EPHA2 cataract mutations result in the loss of the ability to promote cell migration
To examine how the cataract mutations affect EPHA2 function, we investigated EPHA2 regulation on cell migration using the wound-healing assay, a common method in analyzing cell migration. A confluent cell monolayer was wounded using a pipette tip, introducing a cell-free area, and the migration of cells into the wound was monitored by capturing images at the indicated time points. In the absence of ephrin-A5 stimulation, wild-type EPHA2 promoted cell migration, while EPHA2 mutations in the SAM domain greatly reduced this ability (Figure 5A). Cells expressing wild-type EPHA2 began to migrate into the wound at 24 hours, while ephrin-A5 treatment significantly impaired the EPHA2-induced migration. Wound-healing assays were also quantified by measuring the distance by which transfected cells migrated into the cell-free region. Cells expressing wild-type EPHA2 migrated markedly faster than the mutants, occupying 51.25% (3.075 mm/6 mm) of the cell-free area after 24 hours and to 69.17% (4.15 mm/6 mm) after 48 hours (Figure 5B). The cataract mutations reduced the ability of EPHA2 to promote cell migration (Figure 5A,B). Although the wild-type EPHA2 promoted cell migration, treatment with ephrin-A5 impaired EPHA2-mediated cell migration (Figure 5A,B). Similar results were obtained using HEK293A cells (Figure S4A,B). In addition, statistical analysis showed there were significant differences between wild-type EPHA2 and the mock control groups (Figure 5B and Figure S4).
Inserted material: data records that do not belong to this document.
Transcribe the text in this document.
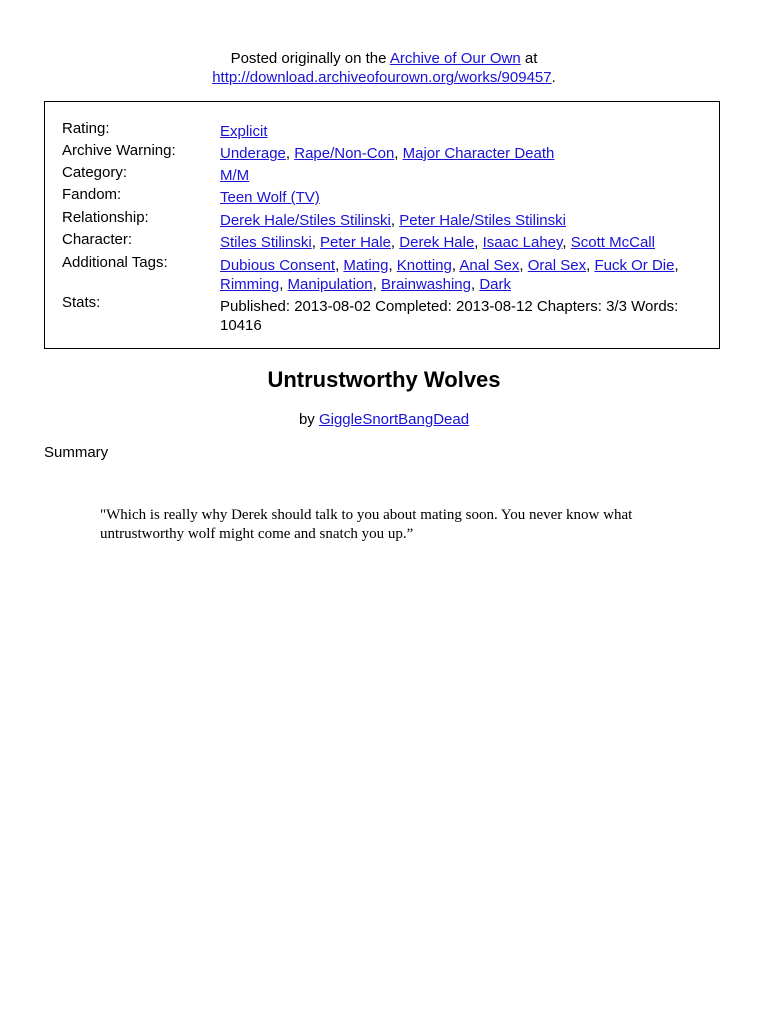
Posted originally on the Archive of Our Own at
http://download.archiveofourown.org/works/909457.
Rating:	Explicit
Archive Warning:	Underage, Rape/Non-Con, Major Character Death
Category:	M/M
Fandom:	Teen Wolf (TV)
Relationship:	Derek Hale/Stiles Stilinski, Peter Hale/Stiles Stilinski
Character:	Stiles Stilinski, Peter Hale, Derek Hale, Isaac Lahey, Scott McCall
Additional Tags:	Dubious Consent, Mating, Knotting, Anal Sex, Oral Sex, Fuck Or Die, Rimming, Manipulation, Brainwashing, Dark
Stats:	Published: 2013-08-02 Completed: 2013-08-12 Chapters: 3/3 Words:
10416
Untrustworthy Wolves
by GiggleSnortBangDead
Summary
"Which is really why Derek should talk to you about mating soon. You never know what untrustworthy wolf might come and snatch you up.”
The effects of mutant EPHA2 genes were also statistically different compared to that of mock-transfected αTN4-1 cells (Figure 5B).
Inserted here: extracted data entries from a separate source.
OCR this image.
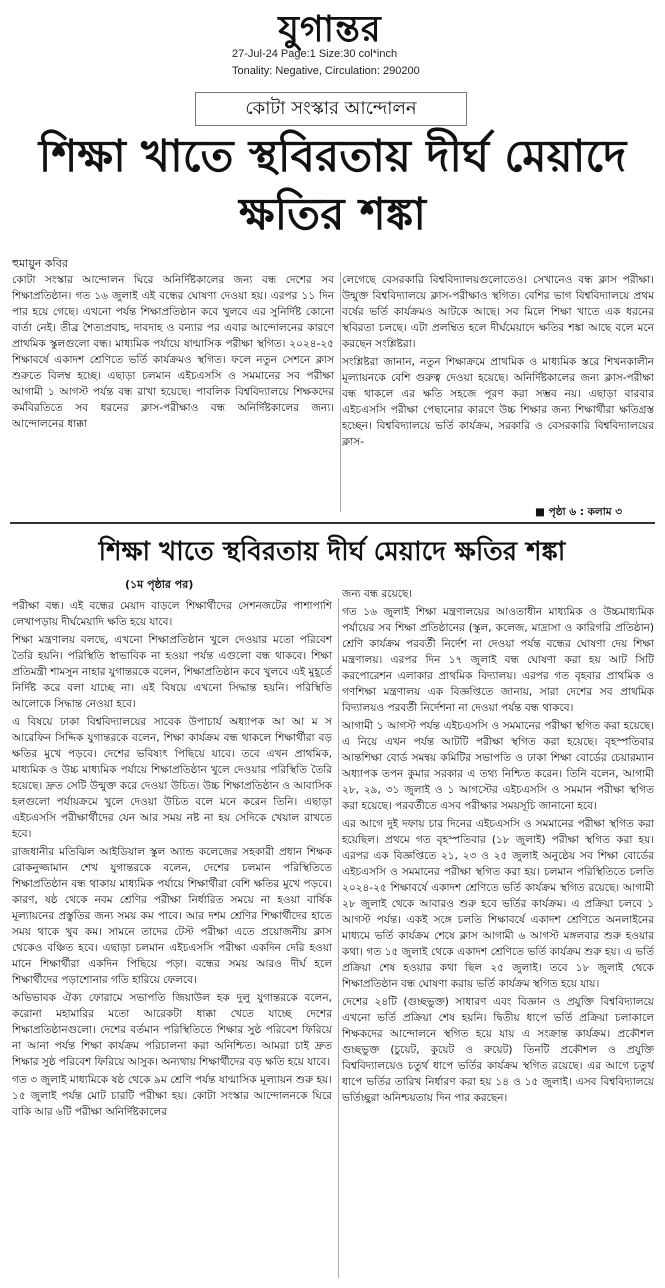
যুগান্তর
27-Jul-24 Page:1 Size:30 col*inch
Tonality: Negative, Circulation: 290200
কোটা সংস্কার আন্দোলন
শিক্ষা খাতে স্থবিরতায় দীর্ঘ মেয়াদে ক্ষতির শঙ্কা
হুমায়ুন কবির

কোটা সংস্কার আন্দোলন ঘিরে অনির্দিষ্টকালের জন্য বন্ধ দেশের সব শিক্ষাপ্রতিষ্ঠান। গত ১৬ জুলাই এই বন্ধের ঘোষণা দেওয়া হয়। এরপর ১১ দিন পার হয়ে গেছে। এখনো পর্যন্ত শিক্ষাপ্রতিষ্ঠান কবে খুলবে এর সুনির্দিষ্ট কোনো বার্তা নেই। তীব্র শৈত্যপ্রবাহ, দাবদাহ ও বন্যার পর এবার আন্দোলনের কারণে প্রাথমিক স্কুলগুলো বন্ধ। মাধ্যমিক পর্যায়ে ষাণ্মাসিক পরীক্ষা স্থগিত। ২০২৪-২৫ শিক্ষাবর্ষে একাদশ শ্রেণিতে ভর্তি কার্যক্রমও স্থগিত। ফলে নতুন সেশনে ক্লাস শুরুতে বিলম্ব হচ্ছে। এছাড়া চলমান এইচএসসি ও সমমানের সব পরীক্ষা আগামী ১ আগস্ট পর্যন্ত বন্ধ রাখা হয়েছে। পাবলিক বিশ্ববিদ্যালয়ে শিক্ষকদের কর্মবিরতিতে সব ধরনের ক্লাস-পরীক্ষাও বন্ধ অনির্দিষ্টকালের জন্য। আন্দোলনের ধাক্কা

লেগেছে বেসরকারি বিশ্ববিদ্যালয়গুলোতেও। সেখানেও বন্ধ ক্লাস পরীক্ষা। উন্মুক্ত বিশ্ববিদ্যালয়ে ক্লাস-পরীক্ষাও স্থগিত। বেশির ভাগ বিশ্ববিদ্যালয়ে প্রথম বর্ষের ভর্তি কার্যক্রমও আটকে আছে। সব মিলে শিক্ষা খাতে এক ধরনের স্থবিরতা চলছে। এটা প্রলম্বিত হলে দীর্ঘমেয়াদে ক্ষতির শঙ্কা আছে বলে মনে করছেন সংশ্লিষ্টরা।

সংশ্লিষ্টরা জানান, নতুন শিক্ষাক্রমে প্রাথমিক ও মাধ্যমিক স্তরে শিখনকালীন মূল্যায়নকে বেশি গুরুত্ব দেওয়া হয়েছে। অনির্দিষ্টকালের জন্য ক্লাস-পরীক্ষা বন্ধ থাকলে এর ক্ষতি সহজে পূরণ করা সম্ভব নয়। এছাড়া বারবার এইচএসসি পরীক্ষা পেছানোর কারণে উচ্চ শিক্ষার জন্য শিক্ষার্থীরা ক্ষতিগ্রস্ত হচ্ছেন। বিশ্ববিদ্যালয়ে ভর্তি কার্যক্রম, সরকারি ও বেসরকারি বিশ্ববিদ্যালয়ের ক্লাস-

■ পৃষ্ঠা ৬ : কলাম ৩
শিক্ষা খাতে স্থবিরতায় দীর্ঘ মেয়াদে ক্ষতির শঙ্কা
(১ম পৃষ্ঠার পর)

পরীক্ষা বন্ধ। এই বন্ধের মেয়াদ বাড়লে শিক্ষার্থীদের সেশনজটের পাশাপাশি লেখাপড়ায় দীর্ঘমেয়াদি ক্ষতি হয়ে যাবে।

শিক্ষা মন্ত্রণালয় বলছে, এখনো শিক্ষাপ্রতিষ্ঠান খুলে দেওয়ার মতো পরিবেশ তৈরি হয়নি। পরিস্থিতি স্বাভাবিক না হওয়া পর্যন্ত এগুলো বন্ধ থাকবে। শিক্ষা প্রতিমন্ত্রী শামসুন নাহার যুগান্তরকে বলেন, শিক্ষাপ্রতিষ্ঠান কবে খুলবে এই মুহূর্তে নির্দিষ্ট করে বলা যাচ্ছে না। এই বিষয়ে এখনো সিদ্ধান্ত হয়নি। পরিস্থিতি আলোকে সিদ্ধান্ত নেওয়া হবে।

এ বিষয়ে ঢাকা বিশ্ববিদ্যালয়ের সাবেক উপাচার্য অধ্যাপক আ আ ম স আরেফিন সিদ্দিক যুগান্তরকে বলেন, শিক্ষা কার্যক্রম বন্ধ থাকলে শিক্ষার্থীরা বড় ক্ষতির মুখে পড়বে। দেশের ভবিষ্যৎ পিছিয়ে যাবে। তবে এখন প্রাথমিক, মাধ্যমিক ও উচ্চ মাধ্যমিক পর্যায়ে শিক্ষাপ্রতিষ্ঠান খুলে দেওয়ার পরিস্থিতি তৈরি হয়েছে। দ্রুত সেটি উন্মুক্ত করে দেওয়া উচিত। উচ্চ শিক্ষাপ্রতিষ্ঠান ও আবাসিক হলগুলো পর্যায়ক্রমে খুলে দেওয়া উচিত বলে মনে করেন তিনি। এছাড়া এইচএসসি পরীক্ষার্থীদের যেন আর সময় নষ্ট না হয় সেদিকে খেয়াল রাখতে হবে।

রাজধানীর মতিঝিল আইডিয়াল স্কুল অ্যান্ড কলেজের সহকারী প্রধান শিক্ষক রোকনুজ্জামান শেখ যুগান্তরকে বলেন, দেশের চলমান পরিস্থিতিতে শিক্ষাপ্রতিষ্ঠান বন্ধ থাকায় মাধ্যমিক পর্যায়ে শিক্ষার্থীরা বেশি ক্ষতির মুখে পড়বে। কারণ, ষষ্ঠ থেকে নবম শ্রেণির পরীক্ষা নির্ধারিত সময়ে না হওয়া বার্ষিক মূল্যায়নের প্রস্তুতির জন্য সময় কম পাবে। আর দশম শ্রেণির শিক্ষার্থীদের হাতে সময় থাকে খুব কম। সামনে তাদের টেস্ট পরীক্ষা এতে প্রয়োজনীয় ক্লাস থেকেও বঞ্চিত হবে। এছাড়া চলমান এইচএসসি পরীক্ষা একদিন দেরি হওয়া মানে শিক্ষার্থীরা একদিন পিছিয়ে পড়া। বন্ধের সময় আরও দীর্ঘ হলে শিক্ষার্থীদের পড়াশোনার গতি হারিয়ে ফেলবে।

অভিভাবক ঐক্য ফোরামে সভাপতি জিয়াউল হক দুলু যুগান্তরকে বলেন, করোনা মহামারির মতো আরেকটা ধাক্কা খেতে যাচ্ছে দেশের শিক্ষাপ্রতিষ্ঠানগুলো। দেশের বর্তমান পরিস্থিতিতে শিক্ষার সুষ্ঠ পরিবেশ ফিরিয়ে না আনা পর্যন্ত শিক্ষা কার্যক্রম পরিচালনা করা অনিশ্চিত। আমরা চাই দ্রুত শিক্ষার সুষ্ঠ পরিবেশ ফিরিয়ে আসুক। অন্যথায় শিক্ষার্থীদের বড় ক্ষতি হয়ে যাবে।

গত ৩ জুলাই মাধ্যমিকে ষষ্ঠ থেকে ৯ম শ্রেণি পর্যন্ত ষাণ্মাসিক মূল্যায়ন শুরু হয়। ১৫ জুলাই পর্যন্ত মোট চারটি পরীক্ষা হয়। কোটা সংস্কার আন্দোলনকে ঘিরে বাকি আর ৬টি পরীক্ষা অনির্দিষ্টকালের

জন্য বন্ধ রয়েছে।

গত ১৬ জুলাই শিক্ষা মন্ত্রণালয়ের আওতাধীন মাধ্যমিক ও উচ্চমাধ্যমিক পর্যায়ের সব শিক্ষা প্রতিষ্ঠানের (স্কুল, কলেজ, মাদ্রাসা ও কারিগরি প্রতিষ্ঠান) শ্রেণি কার্যক্রম পরবর্তী নির্দেশ না দেওয়া পর্যন্ত বন্ধের ঘোষণা দেয় শিক্ষা মন্ত্রণালয়। এরপর দিন ১৭ জুলাই বন্ধ ঘোষণা করা হয় আট সিটি করপোরেশন এলাকার প্রাথমিক বিদ্যালয়। এরপর গত বৃহবার প্রাথমিক ও গণশিক্ষা মন্ত্রণালয় এক বিজ্ঞপ্তিতে জানায়, সারা দেশের সব প্রাথমিক বিদ্যালয়ও পরবর্তী নির্দেশনা না দেওয়া পর্যন্ত বন্ধ থাকবে।

আগামী ১ আগস্ট পর্যন্ত এইচএসসি ও সমমানের পরীক্ষা স্থগিত করা হয়েছে। এ নিয়ে এখন পর্যন্ত আটটি পরীক্ষা স্থগিত করা হয়েছে। বৃহস্পতিবার আন্তশিক্ষা বোর্ড সমন্বয় কমিটির সভাপতি ও ঢাকা শিক্ষা বোর্ডের চেয়ারম্যান অধ্যাপক তপন কুমার সরকার এ তথ্য নিশ্চিত করেন। তিনি বলেন, আগামী ২৮, ২৯, ৩১ জুলাই ও ১ আগস্টের এইচএসসি ও সমমান পরীক্ষা স্থগিত করা হয়েছে। পরবর্তীতে এসব পরীক্ষার সময়সূচি জানানো হবে।

এর আগে দুই দফায় চার দিনের এইচএসসি ও সমমানের পরীক্ষা স্থগিত করা হয়েছিল। প্রথমে গত বৃহস্পতিবার (১৮ জুলাই) পরীক্ষা স্থগিত করা হয়। এরপর এক বিজ্ঞপ্তিতে ২১, ২৩ ও ২৫ জুলাই অনুষ্ঠেয় সব শিক্ষা বোর্ডের এইচএসসি ও সমমানের পরীক্ষা স্থগিত করা হয়। চলমান পরিস্থিতিতে চলতি ২০২৪-২৫ শিক্ষাবর্ষে একাদশ শ্রেণিতে ভর্তি কার্যক্রম স্থগিত রয়েছে। আগামী ২৮ জুলাই থেকে আবারও শুরু হবে ভর্তির কার্যক্রম। এ প্রক্রিয়া চলবে ১ আগস্ট পর্যন্ত। একই সঙ্গে চলতি শিক্ষাবর্ষে একাদশ শ্রেণিতে অনলাইনের মাধ্যমে ভর্তি কার্যক্রম শেষে ক্লাস আগামী ৬ আগস্ট মঙ্গলবার শুরু হওয়ার কথা। গত ১৫ জুলাই থেকে একাদশ শ্রেণিতে ভর্তি কার্যক্রম শুরু হয়। এ ভর্তি প্রক্রিয়া শেষ হওয়ার কথা ছিল ২৫ জুলাই। তবে ১৮ জুলাই থেকে শিক্ষাপ্রতিষ্ঠান বন্ধ ঘোষণা করায় ভর্তি কার্যক্রম স্থগিত হয়ে যায়।

দেশের ২৪টি (গুচ্ছভুক্ত) সাধারণ এবং বিজ্ঞান ও প্রযুক্তি বিশ্ববিদ্যালয়ে এখনো ভর্তি প্রক্রিয়া শেষ হয়নি। দ্বিতীয় ধাপে ভর্তি প্রক্রিয়া চলাকালে শিক্ষকদের আন্দোলনে স্থগিত হয়ে যায় এ সংক্রান্ত কার্যক্রম। প্রকৌশল গুচ্ছভুক্ত (চুয়েট, কুয়েট ও রুয়েট) তিনটি প্রকৌশল ও প্রযুক্তি বিশ্ববিদ্যালয়েও চতুর্থ ধাপে ভর্তির কার্যক্রম স্থগিত রয়েছে। এর আগে চতুর্থ ধাপে ভর্তির তারিখ নির্ধারণ করা হয় ১৪ ও ১৫ জুলাই। এসব বিশ্ববিদ্যালয়ে ভর্তিচ্ছুরা অনিশ্চয়তায় দিন পার করছেন।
These observations demonstrate that EPHA2 promotes cell migration in the absence of ligand. However, ligand stimulation resulted in a switch of EPHA2 function, turning promotion to inhibition of cell migration.
EPHA2 SAM domain mutations reduce Akt activation
To assess whether the SAM domain mutations affect EPHA2 biochemical functions, we determined the effects of EPHA2 on Akt and extracellular signal-regulated kinase (Erk) 1/2 signaling [18], [39], [40]. HEK293T cells transfected with wild-type and mutant EPHA2 genes were serum-starved for 24 hours, then treated with 2 µg/mL ephrin-A5-Fc at the indicated time points. Stimulated cells were lysed and examined for Akt and Erk activation. Ephrin-A5 stimulation of HEK293T cells expressing wild-type EPHA2 resulted in an increase of Akt phosphorylation at Ser473 in a time-dependent manner. In contrast, ephrin-A5-induced Akt phosphorylation was severely reduced in EPHA2 mutant-transfected cells after ephrin-A5 stimulation (Figure 6A). Akt phosphorylation was almost undetectable in cells expressing c.2915_2916delTG, c.2826-9G>A and c.2842G>T. Similar results were obtained using αTN4-1 cells (Figure S5A,B). The ability of the various EphA2 genes to activate Akt closely correlated with the receptor protein levels, as evidenced by the similar ratios of phospho-Akt (Ser473) to total EphA2 protein signals (data not shown).
To determine whether the SAM domain mutations affect p44/p42 mitogen-activated protein kinase (MAPK) phosphorylation, lysates of HEK293T cell transfected with various EPHA2 genes were probed with anti-phospho-Thr202/Tyr204 Erk1/2 antibody. Ephrin-A5 stimulation of HEK293T cells expressing wild-type EPHA2 resulted in a robust increase in Erk phosphorylation, while cells expressing the EPHA2 mutant genes showed little or no activation (Figure 6B). In addition, the intensity of the phosphorylated Erk1/2 showed also a dependence on EPHA2 protein expression levels, similar to Akt activity (data not shown).
To examine whether EphA2 inactivation affects activation of Akt and Erk1/2 in vivo, we analyzed the lenses of postnatal day 22 (P22) EphA2+/+ and EphA2−/− mice. Akt activation was clearly detected in the wild-type EphA2 mouse lens (Figure 6C). However, Akt phosphorylation was almost undetectable in EphA2−/− mice. In contrast, levels of phospho-Erk1/2 did not show any decrease (Figure 6C).
Discussion
EPHA2 is a member of the Eph family receptor tyrosine kinases, and is strongly expressed in the cortical lens fiber cells. Recent studies have shown that mutations or deletion of EphA2 gene lead to cataracts in humans and mice [18]–[20]. Complementing these observations, our previous study identified that the loss of ephrin-A5 also leads to cataracts in mice [36], indicating that EphA2 serves as a receptor for the ligand in maintaining the clarity of the crystalline lens. The current study aims to define the nature of the EPHA2 SAM domain mutations. Previous studies showed that the SAM domains in Eph receptors may have multiple functions [38], [41]–[46]. The SAM domain of EphB2 receptor can self-associate and forms oligomers [42], [44], although the exact function is not known at present. In contrast, the SAM domain of EphA4 receptor has been shown to negatively regulate receptor kinase activity [43], but is not required for topographic mapping in the brain [41]. This domain has also been shown to mediate recruitment of downstream signaling molecules [45], [46]. A recent study by Fang et al. showed that the tyrosine 929 in the SAM domain of EphA2 is required for Ephrin-A1-induced vascular assembly [38]. Our analysis revealed an additional function in the maintenance of receptor stability.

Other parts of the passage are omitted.